Richard Green is delighted to return to Frieze Masters with another powerful presentation contrasting Old and Modern masters across four centuries. Examining the richness and vitality of the genres’ legacies through the history of western art, demonstrating their continued importance, the display orchestrates a series of dialogues between historical and modern treatments of still life and landscape themes from the acutely observed naturalism of seventeenth century Holland to the bold, experimental abstraction of twentieth century Britain.
A striking “breakfast piece” by Pieter Claesz (1597-1661), a Haarlem painter of superlative skill, is represented with a subdued, tonal palette popular among contemporary landscape painters. The table-top still life, arranged close to the edge with white table cloth and prominent pitcher is reimagined in Ben Nicholson’s luminous Sept 58 (Iseo). Inspired by his experience of the Italian and Swiss countryside, Nicholson (1894–1982) embarked on a series of ‘large, landscape-format Cubistic still lifes’ merging indoors with outdoors during the 1950s, which brought immediate international acclaim; August 1956 (Val d’Orcia) (Tate Gallery), won the First Guggenheim International Painting prize that year.
Though three centuries apart, Cornelis de Heem (1631–1695) and Samuel John Peploe (1871-1935) demonstrate equally virtuosic displays of fruit and flowers in complex arrangements of contrasting red and pink roses, with vibrant oranges in their foregrounds. Both compositions play on round, spherical and elliptical shapes with the roses, vases, oranges and porcelain dishes.
From Aert van der Neer’s Kolf players of the Little Ice Age to Peter Doig’s ski season in Chamonix, we present the winter landscape from the seventeenth to the twentieth century. Rivalled only by the winter scenes of Hendrick van Avercamp (1585-1634) in genius, van der Neer’s frozen landscape is extraordinarily delicate, capturing with superb tonal control a celebration of the pleasures of winter. Doig also takes pleasure in carefully observed figures traversing the snowscape, whose drifts are skilfully formed by the patterns of plywood grain.
Hitchens / Heron
Within this grand display, a twentieth century room will renew the dual subject focus in the works of two Post-War British painters, Ivon Hitchens (1893–1979) and Patrick Heron (1920-1999). From the rhythmic linearity of busy decorative interiors to the exploration of pure colour planes inspired by the British landscape, this group of thirteen paintings reveals the depth and breadth of two modern masters renowned for their unique exploration of colour and form.
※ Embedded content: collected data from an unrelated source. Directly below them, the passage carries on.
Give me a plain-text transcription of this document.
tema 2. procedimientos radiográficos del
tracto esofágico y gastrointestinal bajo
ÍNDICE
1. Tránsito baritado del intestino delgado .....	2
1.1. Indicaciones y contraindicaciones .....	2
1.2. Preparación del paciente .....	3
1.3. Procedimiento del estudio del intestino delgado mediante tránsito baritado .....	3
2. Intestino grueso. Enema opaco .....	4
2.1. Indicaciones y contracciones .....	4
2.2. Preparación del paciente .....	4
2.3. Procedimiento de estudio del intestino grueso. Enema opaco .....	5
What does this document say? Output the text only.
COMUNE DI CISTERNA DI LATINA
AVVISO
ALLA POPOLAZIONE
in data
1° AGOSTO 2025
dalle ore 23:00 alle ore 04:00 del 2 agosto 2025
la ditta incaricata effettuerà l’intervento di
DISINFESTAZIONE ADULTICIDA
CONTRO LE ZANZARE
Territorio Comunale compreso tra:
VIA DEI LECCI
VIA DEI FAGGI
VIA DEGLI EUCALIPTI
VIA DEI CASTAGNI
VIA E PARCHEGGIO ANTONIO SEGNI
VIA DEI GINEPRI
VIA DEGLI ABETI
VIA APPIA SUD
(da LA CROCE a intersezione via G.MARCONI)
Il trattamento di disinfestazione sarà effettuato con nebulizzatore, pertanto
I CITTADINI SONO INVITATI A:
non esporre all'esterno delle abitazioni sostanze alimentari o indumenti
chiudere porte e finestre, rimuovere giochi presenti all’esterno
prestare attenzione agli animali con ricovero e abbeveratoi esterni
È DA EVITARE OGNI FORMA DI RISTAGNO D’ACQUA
Heron, currently the subject of a retrospective at Tate St Ives sponsored by Richard Green, wrote the Penguin Modern Painters monograph on Hitchens, next year the subject of his own retrospective at Pallant House Gallery (who have requested to loan Piano player), in which he describes him as ‘the true painter: instinctive, passionate, and sensuous…the most considerable English painter of his generation.’